Cost to Charge an Electric Vehicle
In other cases, Level 3 operators may charge by the minute, with 35 cents being typical. That may sound expensive, but depending on the vehicle, Level 3 chargers can add about 6 miles of range in a minute, bringing the cost per mile for fuel to 5.8 cents.
Some charging stations also impose a hookup fee, which starts at around $1. In addition, some automakers, such as Volkswagen, Hyundai and others, include free charging for a period of time after your vehicle purchase. Used Teslas may include free, unlimited SuperCharging that is transferable to subsequent owners. Other Teslas have free unlimited SuperCharging, but only for the first buyer. Tesla has not offered this perk recently, so to determine if a used Tesla qualifies for free charging, check with Tesla.

Prices can vary from the examples cited here. To avoid surprises, check the cost before plugging in your car.

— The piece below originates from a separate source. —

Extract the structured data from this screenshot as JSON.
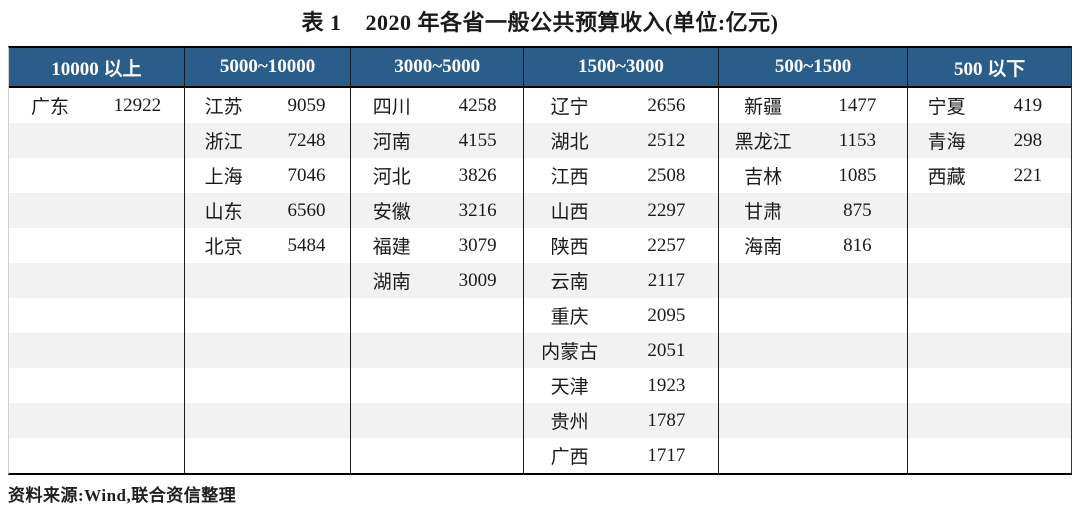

For EV stations that charge by time, not actual power delivered, many savvy EV owners run their battery down to a 20 percent charge, and then only charge up to 50 percent of the battery’s capacity. They do this because a battery with a 20 percent charge accepts more energy in a given period of time than a battery charged to 50 percent or more of its capacity. Since they are paying by the minute, they know that they will garner more energy per minute as the charge rate goes from 20 to 50 percent than they will get if they take the battery from 50 to 80 percent. This allows them to lower the cost per kilowatt-hour. It also shortens the amount of time they spend charging. Remember that as batteries charge, the rate of charge goes down.